Dr. Carstensen is associate professor of German in the Department of World Languages and Cultures at Indiana University—Purdue University Indianapolis (IUPUI). He holds an M.A. degree from the University of Freiburg (2006) and a Ph.D. degree from New York University (2012). At IUPUI, he teaches courses on modern German and Austrian literature, German cinema, and translation studies.

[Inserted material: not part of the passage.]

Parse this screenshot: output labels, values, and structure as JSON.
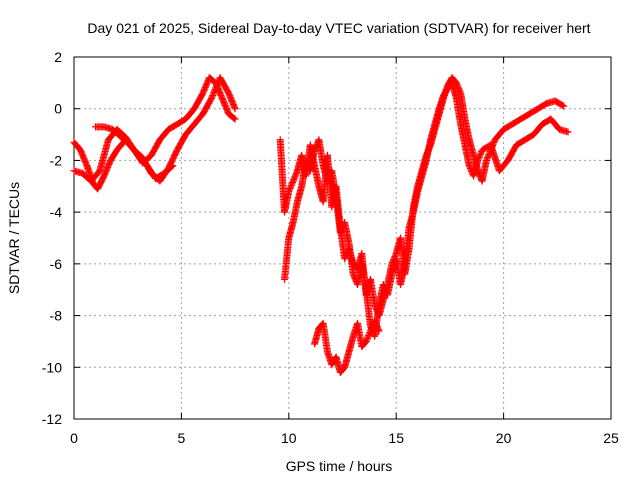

In his interdisciplinary research on German-language literature, Dr. Carstensen combines a focus on theories and critiques of modernity with an emphasis on the development of the Austrian novel from Adalbert Stifter to the present. His first book, Romanisches Erzählen: Peter Handke und die epische Tradition (Göttingen: Wallstein 2013), investigates Handke’s travelogues against the backdrop of his refashioning of the epic tradition. Its main focus concerns Handke’s appropriation of the forms and imagery of Romanesque architecture and sculpture. By analyzing Handke’s ekphrastic writings on churches in Spain and France, the book brings to the fore key aspects of Handke’s aesthetics, arguing that the author’s narrative strategies serve to establish constellations of meaning that conflate past and present in the mythic image of a longue durée.

Dr. Carstensen’s other publications include a co-edited volume (Die Literatur der Lebensreform. Kulturkritik und Aufbruchstimmung um 1900, Bielefeld: transcript, 2016; with Marcel Schmid), as well as articles on Hermann Broch, Thomas Bernhard, Ernst Jünger, J.M. Coetzee, and Paul Auster. In addition, he has also published on Hollywood cinema. Currently, he is working on a book manuscript on architectural discourses in modern German-language literature.

The Center for German-American Educational History (CGAEH) and the School of Liberal Arts at IUPUI are working on a close cooperation with each other. In particular, the CGAEH and the IUPUI will seek to establish a student exchange program.